Maybe someone else (or the YNAB support) has a better solution for this, but afaik that’s the only thing you can do.

[-] RoseTwiddler 2 points 1 year ago

Setting the budget goal to what you intend to pay yourself is what I would recommend. (just another ynab user though.)

[-] coys25@lemmy.world 2 points 1 year ago

Hmm, yeah - thanks! The first option is what I'd considered, but I wanted to make sure that we were able to see the actual net amount we are paying for our own phones, like you mentioned.

The second idea seems like maybe an ok way to go. Some of the family likes to pay a few months at once (ahead of time) so we would likely always have a buffer. I don't like the risk of being on the hook without budgeted money if someone falls behind, though...
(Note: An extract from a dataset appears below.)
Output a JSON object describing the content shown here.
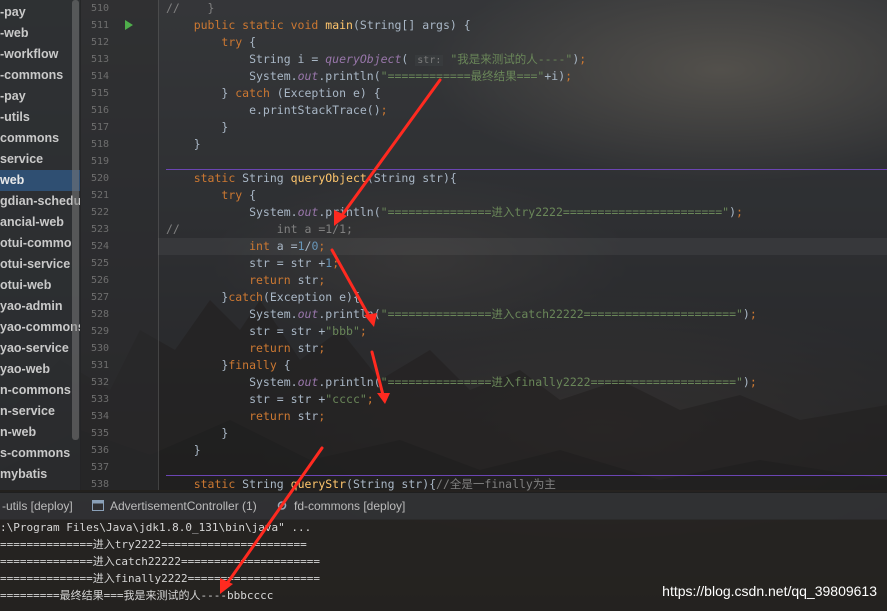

I did reach out to YNAB support. I guess I just don't understand why- as you said- the needed for spending doesn't take the inflows in that category into account. If I wait till the end of the month, I guess that will roll over?

[-] fer0n@lemm.ee 1 points 1 year ago

It’s really worded in a way that makes you think that’s what it’s doing, but I guess the problem is if you budget ahead, how should YNAB know if the money is for the current or the next month.

If you want to be 100% sure you have enough you could add an additional "phone buffer" category, but that obviously has its own downside.

Or, alternatively, you just live with the yellow budget.